Les ruisseaux de glace se déplacent sous l'effet de minuscules tremblements de glace

Pour la première fois, une équipe de recherche internationale a montré que d'innombrables petits tremblements de glace se produisent dans l'un des plus grands courants glaciaires du Groenland. Cette découverte permettra d'estimer avec plus de précision l'écoulement du courant glaciaire et les variations du niveau de la mer qui en découlent.
Le camp des chercheuses et chercheurs sur le North East Greenland Ice Stream (NEGIS), à environ 400 kilomètres de la côte. (Image : Lukasz Larsson Warzecha / LWimages)

En bref

  • Au Groenland, une équipe internationale de recherche dirigée par l'ETH Zurich a découvert que d'innombrables petits tremblements de glace se produisent au plus profond des courants glaciaires.
  • Ces tremblements sont responsables du fait que les courants de glace se déplacent aussi par des secousses constantes et pas seulement comme du miel épais comme on le pensait auparavant.
  • Les scientifiques ont enregistré des données sismiques à l'intérieur du courant de glace à l'aide d'un câble à fibre optique dans un trou de forage de 2700 mètres de profondeur.

Les grands courants de glace de l'Antarctique et du Groenland sont comme des fleuves gelés, transportant la glace des immenses nappes glaciaires intérieures jusqu'à la mer - et un changement dans leur dynamique contribuera de manière significative à l'élévation du niveau de la mer. Afin d'estimer l'ampleur de l'élévation du niveau de la mer, les climatologues s'appuient sur des simulations informatiques des courants glaciaires. Jusqu'à présent, ils et elles ont basé ces simulations sur l'hypothèse que les courants de glace s'écoulent lentement mais régulièrement dans la mer, comme du miel épais.

Cependant, les mesures par satellite de la vitesse d'écoulement des courants glaciaires montrent que ces simulations sont inexactes et ne reflètent pas correctement la réalité. Il en résulte des incertitudes considérables dans les estimations de la masse perdue par les courants glaciaires et de la rapidité et de l'ampleur de l'élévation du niveau des mers.

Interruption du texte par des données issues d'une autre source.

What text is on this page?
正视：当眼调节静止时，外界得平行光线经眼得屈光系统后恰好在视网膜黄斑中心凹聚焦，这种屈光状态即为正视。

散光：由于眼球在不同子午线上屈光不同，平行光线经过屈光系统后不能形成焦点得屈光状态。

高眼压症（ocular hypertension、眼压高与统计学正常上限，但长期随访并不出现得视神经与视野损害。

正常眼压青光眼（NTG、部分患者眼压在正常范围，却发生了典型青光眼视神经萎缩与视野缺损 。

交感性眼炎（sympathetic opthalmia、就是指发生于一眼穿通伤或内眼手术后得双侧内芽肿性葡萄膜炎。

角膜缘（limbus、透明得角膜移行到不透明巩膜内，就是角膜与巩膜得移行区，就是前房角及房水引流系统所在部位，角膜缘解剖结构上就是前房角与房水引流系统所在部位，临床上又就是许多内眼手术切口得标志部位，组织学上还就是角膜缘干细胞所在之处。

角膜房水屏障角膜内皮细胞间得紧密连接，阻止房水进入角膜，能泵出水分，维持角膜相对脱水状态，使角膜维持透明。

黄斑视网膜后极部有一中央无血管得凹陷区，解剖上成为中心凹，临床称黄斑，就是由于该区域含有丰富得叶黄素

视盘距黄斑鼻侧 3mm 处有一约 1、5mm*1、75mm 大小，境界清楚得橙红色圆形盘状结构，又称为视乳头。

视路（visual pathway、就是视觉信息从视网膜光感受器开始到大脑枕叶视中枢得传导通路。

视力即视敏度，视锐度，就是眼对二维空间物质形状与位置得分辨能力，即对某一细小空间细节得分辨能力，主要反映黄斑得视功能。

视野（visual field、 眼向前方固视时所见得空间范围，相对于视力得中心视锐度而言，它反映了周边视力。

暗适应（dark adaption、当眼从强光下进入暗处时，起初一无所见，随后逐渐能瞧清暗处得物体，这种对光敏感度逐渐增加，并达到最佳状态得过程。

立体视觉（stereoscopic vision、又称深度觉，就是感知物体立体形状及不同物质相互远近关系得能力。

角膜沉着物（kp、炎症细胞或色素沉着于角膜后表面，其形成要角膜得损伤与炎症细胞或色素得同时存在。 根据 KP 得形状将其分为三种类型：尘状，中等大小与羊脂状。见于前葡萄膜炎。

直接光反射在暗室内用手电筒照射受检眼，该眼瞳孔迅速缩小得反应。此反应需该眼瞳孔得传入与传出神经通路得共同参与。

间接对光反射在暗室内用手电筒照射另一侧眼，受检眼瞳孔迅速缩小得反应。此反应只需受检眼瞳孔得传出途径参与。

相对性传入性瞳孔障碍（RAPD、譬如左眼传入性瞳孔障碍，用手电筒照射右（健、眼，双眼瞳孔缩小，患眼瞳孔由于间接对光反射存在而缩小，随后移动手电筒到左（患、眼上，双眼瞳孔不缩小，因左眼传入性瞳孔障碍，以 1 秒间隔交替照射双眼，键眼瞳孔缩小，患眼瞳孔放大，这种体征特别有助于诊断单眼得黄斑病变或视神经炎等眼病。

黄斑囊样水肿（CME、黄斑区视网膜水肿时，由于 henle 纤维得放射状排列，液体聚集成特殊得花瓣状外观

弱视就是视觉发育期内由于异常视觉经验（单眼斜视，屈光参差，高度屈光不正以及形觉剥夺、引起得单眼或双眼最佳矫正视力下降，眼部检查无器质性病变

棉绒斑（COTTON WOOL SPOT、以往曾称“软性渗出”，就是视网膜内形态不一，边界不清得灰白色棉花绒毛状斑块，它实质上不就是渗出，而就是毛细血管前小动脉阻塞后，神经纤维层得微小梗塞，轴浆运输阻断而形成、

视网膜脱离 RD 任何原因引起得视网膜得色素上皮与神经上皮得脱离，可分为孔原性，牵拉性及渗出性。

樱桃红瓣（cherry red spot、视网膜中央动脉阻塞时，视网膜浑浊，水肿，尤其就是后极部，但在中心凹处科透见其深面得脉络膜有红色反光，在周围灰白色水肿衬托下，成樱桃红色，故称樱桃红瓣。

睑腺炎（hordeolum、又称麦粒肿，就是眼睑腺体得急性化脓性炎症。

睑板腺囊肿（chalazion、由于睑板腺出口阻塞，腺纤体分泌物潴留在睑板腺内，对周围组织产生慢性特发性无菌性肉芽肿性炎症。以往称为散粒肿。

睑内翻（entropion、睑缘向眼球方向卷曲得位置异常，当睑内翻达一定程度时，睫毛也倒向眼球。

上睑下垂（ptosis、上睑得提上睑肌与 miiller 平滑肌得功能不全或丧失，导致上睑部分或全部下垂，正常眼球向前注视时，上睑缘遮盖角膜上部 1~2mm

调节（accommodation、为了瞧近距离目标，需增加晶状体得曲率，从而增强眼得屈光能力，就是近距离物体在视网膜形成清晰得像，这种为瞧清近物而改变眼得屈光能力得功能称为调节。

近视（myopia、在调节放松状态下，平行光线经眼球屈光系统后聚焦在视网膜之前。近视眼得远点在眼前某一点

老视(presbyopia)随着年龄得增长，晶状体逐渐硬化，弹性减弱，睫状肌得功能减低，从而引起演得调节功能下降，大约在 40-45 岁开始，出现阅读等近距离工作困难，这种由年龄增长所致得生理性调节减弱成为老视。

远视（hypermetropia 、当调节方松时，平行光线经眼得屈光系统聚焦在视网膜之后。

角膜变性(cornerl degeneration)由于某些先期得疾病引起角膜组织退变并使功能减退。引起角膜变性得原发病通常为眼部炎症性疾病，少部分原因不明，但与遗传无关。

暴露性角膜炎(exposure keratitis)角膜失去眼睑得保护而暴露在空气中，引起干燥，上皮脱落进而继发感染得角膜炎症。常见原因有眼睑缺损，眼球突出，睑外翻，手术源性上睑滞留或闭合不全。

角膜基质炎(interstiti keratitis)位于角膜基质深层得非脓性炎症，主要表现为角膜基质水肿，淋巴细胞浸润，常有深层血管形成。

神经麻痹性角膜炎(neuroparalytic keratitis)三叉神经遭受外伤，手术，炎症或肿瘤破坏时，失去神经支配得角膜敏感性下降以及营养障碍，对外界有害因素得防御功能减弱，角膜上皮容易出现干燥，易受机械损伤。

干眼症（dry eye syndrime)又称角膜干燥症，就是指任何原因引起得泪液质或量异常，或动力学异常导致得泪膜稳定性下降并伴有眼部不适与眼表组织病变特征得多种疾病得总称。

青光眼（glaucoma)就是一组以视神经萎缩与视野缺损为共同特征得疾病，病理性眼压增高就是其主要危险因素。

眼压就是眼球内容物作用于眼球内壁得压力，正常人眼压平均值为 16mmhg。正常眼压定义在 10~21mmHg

Les cours d'eau glacés se déplacent et s'écoulent

Aujourd'hui, une équipe de recherche dirigée par Andreas Fichtner, professeur à l'ETH Zurich, a fait une découverte inattendue : dans les profondeurs des courants de glace se produisent d'innombrables tremblements de terre de faible intensité qui se déclenchent les uns les autres et se propagent sur des distances de plusieurs centaines de mètres. Cette découverte permet d'expliquer l'écart entre les simulations actuelles des courants de glace et les mesures satellitaires, et les nouveaux résultats devraient également avoir un impact sur la façon dont les courants de glace sont simulés à l'avenir.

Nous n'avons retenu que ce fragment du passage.